AI and the future jobs market
This week saw the chief economist of the Bank of England, Andy Haldane, warn that the UK will need a skills revolution to avoid “large swathes” of people becoming “technologically unemployed” due to artificial intelligence making many jobs obsolete.
He warned that the possible disruption from the Fourth Industrial Revolution could be on a much greater scale than any of the previous Industrial Revolutions and that it’s imperative that people are given the training needed to take advantage of the new jobs that would become available.
Robots have transformed industrial manufacturing over the past couple of decades, from food production to restaurant kitchens and from car manufacturing to customer support, every major industry are using artificial intelligence powered machines to perform tasks which require learning as well as judgment. From self-driving cars to insurance assessment, from stock trading to accounting robotics has come a long way and AI-powered robots have been in use in all major industries.
Andy Haldane, stated, “The first three industrial revolutions have been largely about machines replacing humans doing principally manual tasks, whereas the fourth will be different. All of a sudden it will be the machine replacing humans doing thinking things, as well as doing things”.

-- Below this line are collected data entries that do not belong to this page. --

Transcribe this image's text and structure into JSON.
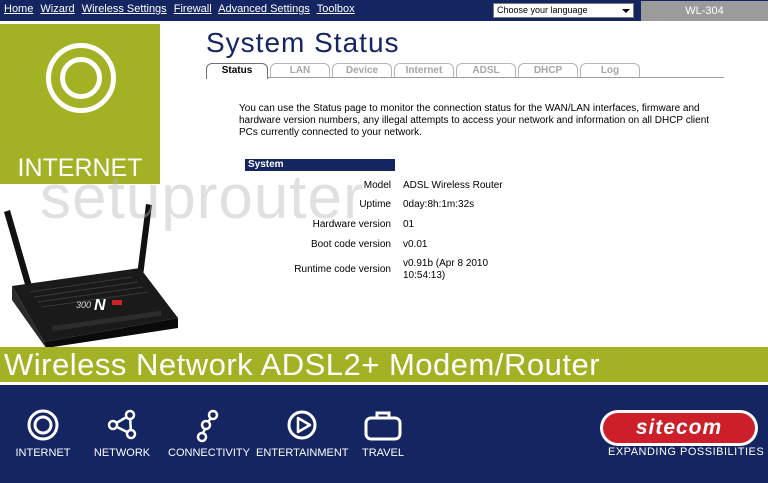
{
  "topnav": {
    "links": [
      "Home",
      "Wizard",
      "Wireless Settings",
      "Firewall",
      "Advanced Settings",
      "Toolbox"
    ],
    "language_select": "Choose your language",
    "model": "WL-304"
  },
  "sidebar": {
    "internet_label": "INTERNET",
    "watermark": "setuprouter"
  },
  "main": {
    "title": "System Status",
    "tabs": [
      "Status",
      "LAN",
      "Device",
      "Internet",
      "ADSL",
      "DHCP",
      "Log"
    ],
    "active_tab": "Status",
    "description": "You can use the Status page to monitor the connection status for the WAN/LAN interfaces, firmware and hardware version numbers, any illegal attempts to access your network and information on all DHCP client PCs currently connected to your network.",
    "system_header": "System",
    "system_rows": [
      {
        "label": "Model",
        "value": "ADSL Wireless Router"
      },
      {
        "label": "Uptime",
        "value": "0day:8h:1m:32s"
      },
      {
        "label": "Hardware version",
        "value": "01"
      },
      {
        "label": "Boot code version",
        "value": "v0.01"
      },
      {
        "label": "Runtime code version",
        "value": "v0.91b (Apr 8 2010 10:54:13)"
      }
    ]
  },
  "banner": {
    "text": "Wireless Network ADSL2+ Modem/Router"
  },
  "footer": {
    "items": [
      {
        "label": "INTERNET",
        "icon": "internet-icon"
      },
      {
        "label": "NETWORK",
        "icon": "network-icon"
      },
      {
        "label": "CONNECTIVITY",
        "icon": "connectivity-icon"
      },
      {
        "label": "ENTERTAINMENT",
        "icon": "entertainment-icon"
      },
      {
        "label": "TRAVEL",
        "icon": "travel-icon"
      }
    ],
    "brand": "sitecom",
    "tagline": "EXPANDING POSSIBILITIES"
  },
  "colors": {
    "navy": "#142562",
    "green": "#a3b225",
    "sitecom_red": "#cc1f2a"
  }
}
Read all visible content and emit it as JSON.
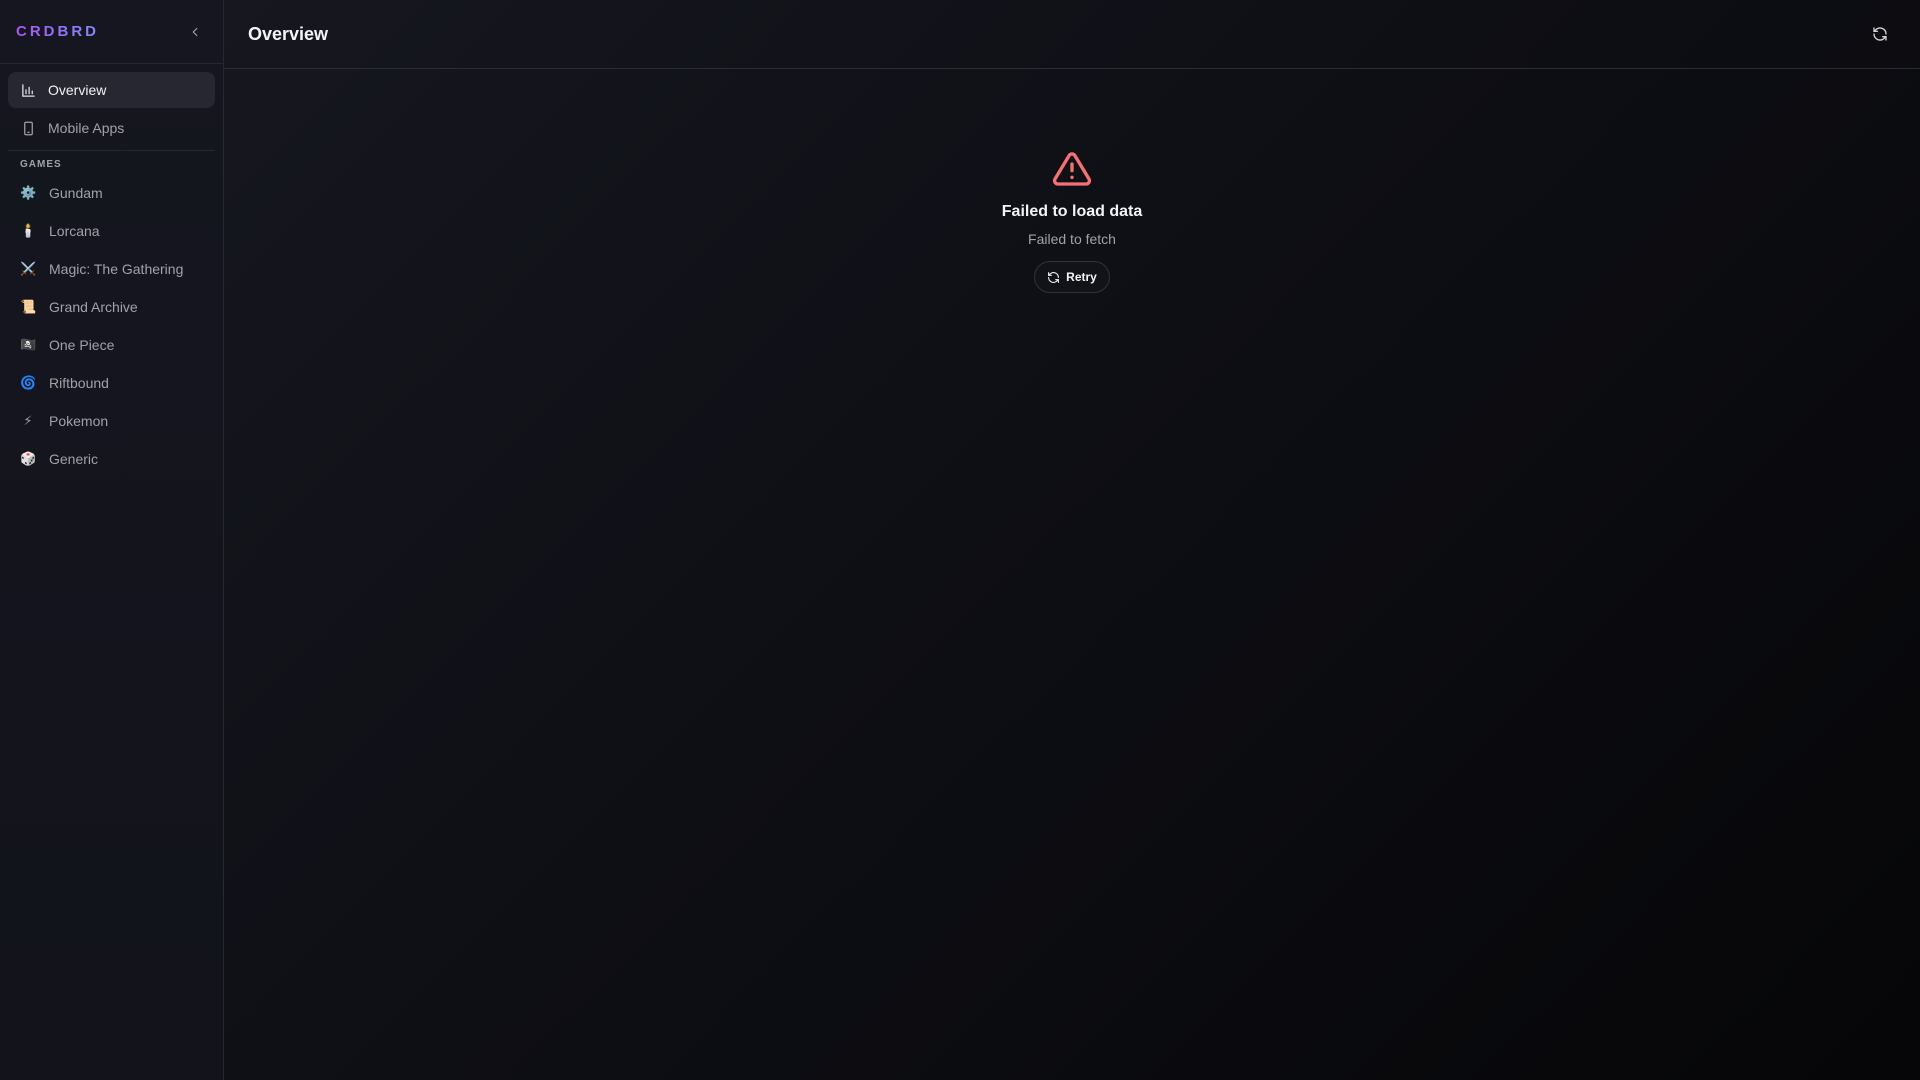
{
  "sidebar": {
    "brand": "CRDBRD",
    "nav": [
      {
        "label": "Overview",
        "icon": "bar-chart-icon",
        "active": true
      },
      {
        "label": "Mobile Apps",
        "icon": "smartphone-icon",
        "active": false
      }
    ],
    "games_section_label": "GAMES",
    "games": [
      {
        "label": "Gundam",
        "icon": "⚙️"
      },
      {
        "label": "Lorcana",
        "icon": "🕯️"
      },
      {
        "label": "Magic: The Gathering",
        "icon": "⚔️"
      },
      {
        "label": "Grand Archive",
        "icon": "📜"
      },
      {
        "label": "One Piece",
        "icon": "🏴‍☠️"
      },
      {
        "label": "Riftbound",
        "icon": "🌀"
      },
      {
        "label": "Pokemon",
        "icon": "⚡"
      },
      {
        "label": "Generic",
        "icon": "🎲"
      }
    ]
  },
  "header": {
    "title": "Overview"
  },
  "error": {
    "title": "Failed to load data",
    "message": "Failed to fetch",
    "retry_label": "Retry"
  },
  "colors": {
    "brand_start": "#a855f7",
    "brand_end": "#818cf8",
    "error": "#f87171",
    "active_bg": "#262730"
  }
}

There is no shortage of angst when it comes to the impact of AI on jobs. The impact of AI will affect very different parts of the workforce than earlier waves of automation. Tasks within jobs typically show considerable variability in suitability for machine learning while few jobs can be fully automated using AI. Machine learning technology can transform many jobs in the economy, but full automation will be less significant than the re-engineering of processes and the reorganization of tasks. Menial, as well as complicated, tasks that might once have needed the human touch are slowly but surely being replaced with the accuracy of computers.
People with manual jobs in industries such as transportation, manufacturing and storage, will the ones with the most amount of risk of losing their work as a result of advancements in AI.
On the other hand, a report by the United Nations (UN) has predicted that robots will cover up 56 per cent of all the low-wage jobs in the coming two decades. However, customer relation roles and other roles focused on skills of human interaction, as well as negotiation, could also increase simultaneously with advancements in technology.
What is important is that instead of debating how jobs will be wiped out, people need to focus on the redesign of jobs and re-engineering of business processes. While AI and machine learning will be everywhere, the suitability for machine learning of work tasks varies greatly.
Some of the job activities are more susceptible to automation, while others require judgment, social skills and other hard-to-automate human capabilities. Just because some of the activities in a job have been automated, does not mean that the whole job will disappear. Instead, automating parts of a job will often increase the productivity and quality of workers by complementing their skills with machines and computers, as well as enabling them to focus on those aspects of the job that most need their attention.
Tabitha Goldstaub, chair of the newly formed Artificial Intelligence Council, said that the challenge was ensuring that people were ready for change and that the focus was on creating the new jobs of the future to replace those that would disappear.
Ultimately, the key to success will be the ability to monitor and capitalise on AI capabilities to deliver more value and service to customers. Employees can play a vital role in identifying opportunities, training models and algorithms, and taking a leadership role in determining if the systems are delivering business value in an ethical way.
As with the previous Industrial Revolutions, ultimately the jobs market will be enriched and elevated through technological advancements, but the best jobs will be those created to employ AI that links customers to the services and products they need.